12. Independent contractor
Provider performs the services as an independent contractor. Nothing in these Terms creates a partnership, joint venture, agency, or employment relationship.
13. Notices
Notices must be in writing. Email to the addresses on file is effective on the next business day. Formal legal notices must be sent by certified mail or nationally recognized overnight courier to the addresses on the most recent quotation.
14. Governing law and disputes
These Terms are governed by the laws of the State of Florida, without regard to its conflict-of-laws rules.
The parties will attempt to resolve any dispute through good-faith discussion for at least thirty (30) days before beginning formal proceedings.
Any unresolved dispute will be brought in the state or federal courts located in Miami-Dade County, Florida, to whose jurisdiction both parties consent.
15. Miscellaneous
Entire agreement.
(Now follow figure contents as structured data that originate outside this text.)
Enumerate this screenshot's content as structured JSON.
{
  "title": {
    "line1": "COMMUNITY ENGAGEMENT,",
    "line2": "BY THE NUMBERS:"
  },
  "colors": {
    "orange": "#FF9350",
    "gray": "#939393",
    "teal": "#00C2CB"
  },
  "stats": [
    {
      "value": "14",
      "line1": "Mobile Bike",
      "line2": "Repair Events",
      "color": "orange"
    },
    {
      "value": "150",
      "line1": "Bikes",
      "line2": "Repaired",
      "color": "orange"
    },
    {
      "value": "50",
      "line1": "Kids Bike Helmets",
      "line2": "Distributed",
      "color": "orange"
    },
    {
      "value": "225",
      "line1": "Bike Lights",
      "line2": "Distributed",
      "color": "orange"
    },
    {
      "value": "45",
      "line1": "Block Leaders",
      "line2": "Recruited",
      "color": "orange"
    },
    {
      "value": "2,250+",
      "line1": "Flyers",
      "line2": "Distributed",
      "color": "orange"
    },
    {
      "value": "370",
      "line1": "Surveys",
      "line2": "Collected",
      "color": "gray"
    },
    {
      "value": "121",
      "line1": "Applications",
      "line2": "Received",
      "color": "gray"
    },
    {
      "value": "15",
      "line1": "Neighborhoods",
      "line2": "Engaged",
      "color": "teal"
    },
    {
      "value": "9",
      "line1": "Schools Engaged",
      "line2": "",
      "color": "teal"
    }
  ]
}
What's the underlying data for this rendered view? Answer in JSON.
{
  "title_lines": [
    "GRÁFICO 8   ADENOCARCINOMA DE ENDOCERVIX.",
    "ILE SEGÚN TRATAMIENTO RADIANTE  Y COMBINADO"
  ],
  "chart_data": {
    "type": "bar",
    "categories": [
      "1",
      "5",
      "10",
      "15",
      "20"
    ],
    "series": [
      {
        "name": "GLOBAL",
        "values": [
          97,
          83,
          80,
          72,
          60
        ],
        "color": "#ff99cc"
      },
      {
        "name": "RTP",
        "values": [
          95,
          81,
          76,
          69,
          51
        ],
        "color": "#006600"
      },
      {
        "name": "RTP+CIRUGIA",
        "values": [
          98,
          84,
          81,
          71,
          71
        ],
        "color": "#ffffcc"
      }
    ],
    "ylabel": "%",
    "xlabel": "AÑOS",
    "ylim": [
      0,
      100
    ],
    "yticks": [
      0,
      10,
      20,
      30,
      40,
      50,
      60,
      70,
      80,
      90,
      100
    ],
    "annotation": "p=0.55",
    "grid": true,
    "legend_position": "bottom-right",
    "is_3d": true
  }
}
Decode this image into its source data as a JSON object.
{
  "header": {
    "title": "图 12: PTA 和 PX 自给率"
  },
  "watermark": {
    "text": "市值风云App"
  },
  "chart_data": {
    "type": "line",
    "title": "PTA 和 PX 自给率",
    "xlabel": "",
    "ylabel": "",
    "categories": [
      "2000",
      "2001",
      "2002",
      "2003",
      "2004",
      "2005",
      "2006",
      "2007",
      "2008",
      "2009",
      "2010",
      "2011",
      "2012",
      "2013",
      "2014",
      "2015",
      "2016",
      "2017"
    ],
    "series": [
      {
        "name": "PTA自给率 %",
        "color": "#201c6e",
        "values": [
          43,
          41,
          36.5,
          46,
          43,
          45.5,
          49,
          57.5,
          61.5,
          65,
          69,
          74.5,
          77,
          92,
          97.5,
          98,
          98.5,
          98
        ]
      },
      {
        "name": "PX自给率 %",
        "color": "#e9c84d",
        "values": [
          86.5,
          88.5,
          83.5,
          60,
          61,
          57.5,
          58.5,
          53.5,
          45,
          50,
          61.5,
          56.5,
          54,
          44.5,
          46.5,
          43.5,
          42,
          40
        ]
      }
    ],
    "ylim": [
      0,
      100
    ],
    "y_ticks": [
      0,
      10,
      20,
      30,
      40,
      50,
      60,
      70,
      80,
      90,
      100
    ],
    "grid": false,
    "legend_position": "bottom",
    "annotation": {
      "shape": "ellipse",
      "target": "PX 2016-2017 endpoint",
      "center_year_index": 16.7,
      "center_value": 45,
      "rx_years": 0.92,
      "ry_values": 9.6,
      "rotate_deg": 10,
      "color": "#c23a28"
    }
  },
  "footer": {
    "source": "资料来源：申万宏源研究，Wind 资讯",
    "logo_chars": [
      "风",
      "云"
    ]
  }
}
These Terms, together with the related quotation or sales order, form the entire agreement and supersede any prior agreements on the same subject matter.
Amendments. Provider may update these Terms on thirty (30) days’ written notice. Continued use of recurring services after the effective date constitutes acceptance. Material fee changes apply only to billing cycles starting after the notice period.
Severability. If a court finds any provision unenforceable, the remaining provisions stay in effect.
Assignment. Neither party may assign these Terms without the other’s written consent, except to a successor in a merger, acquisition, or sale of substantially all assets.
No waiver. A party’s failure to enforce a provision is not a waiver of its right to enforce it later.
16. Acceptance and contact
By accepting a quotation that references these Terms, you acknowledge that you have read, understood, and agree to them.